May 04, 2005 19:44
I did not realize until now what an extremely complicated process it is to make pastry dough. First you have to knead the water carefully and painstakingly into the flour, making sure, naturally, that your hands do not get too hot, or it will all be over. Then comes the balling of the dough, and the quiet time for the dough to recollect its thoughts. All the while, the butter should be softening and becoming appropriately pliable. And then you roll it and you cut it and you flatten it and you knead it and it sits for an hour and you roll it and knead it and it sits for another hour and then you...
I haven't even made it yet. I'm just gaping at the recipe. And it has come to this, because the German markets near me don't sell unfilled "leaf-thin dough" or Blätterteig. Punks!

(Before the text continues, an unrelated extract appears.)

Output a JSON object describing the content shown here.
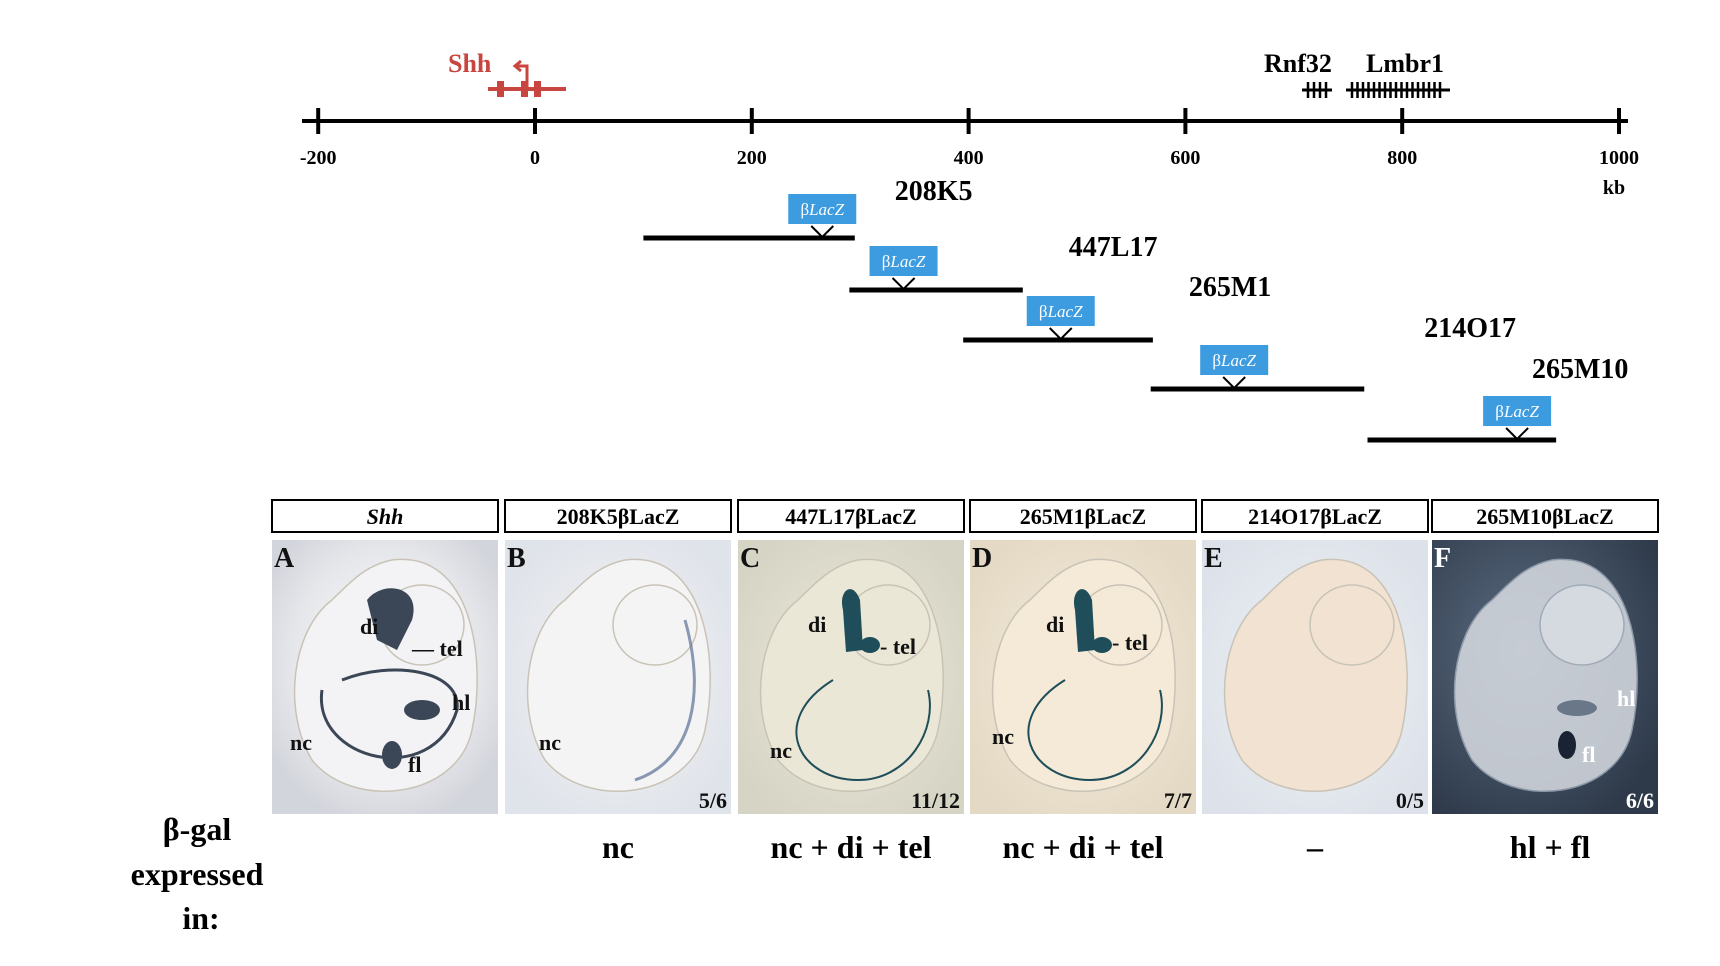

Cameroonians like to stay out late. Until 7 am, even. One dish I ate from their buffet on Culture Night claimed to contain snake. How odd. They typically have some starchy and/or oily food which has no taste, and some required spicy, pungent, or flavorful sauce, which you are supposed to just know, from birth. The Cameroonian fashion show a few days earlier was stunning, but a play called The Chameleon, while very well-cast, acted, and set, and which meant to shine some light on how power and the temptation of money can corrupt families, had way too pat of an ending for my tastes. If a play has a completely happy ending, I'm left with the feeling that there's nothing for me to solve. It needs to have some untidy element, some loose end to stir me or change my philosophy.
I need to pick my classes for next quarter without even being in the country. This is slightly disturbing, but I think I will still go through with the Japanese. Whims are generally the best courses of action. :) Does this mean certain doom for my other classes? Are there any other classes at UCSB that I should at all costs not miss next year?
The weather's going beserk. Sunny, rainy, sunny... sunn--rai--wait, overcast. But overall, sunny, with a gradual emergence of those hot, restless nights when I can open up my full-length window-door and lean out over the lawn and not do my class reading. The insects have returned. I wouldn't have a problem with them, except that... the diseases and the noise and the fact that they like to die spontaneously and donate their bodies to my floor.
Has anyone else besides me witnessed something kinky going on in class? Personally, a middle-aged guy creeping a hand up a woman's shirt, even if it IS his wife, is not the sort of thing I want to be hearing occur next to me in my post-war literature seminar. I hope it was good for them. :P I guess it's a way to liven up a dull discussion.
All right, that should do for my poor, neglected LJ for now... as for you, you better be out there, wishing on falling anvils and dancing unabashedly to the beat in your head.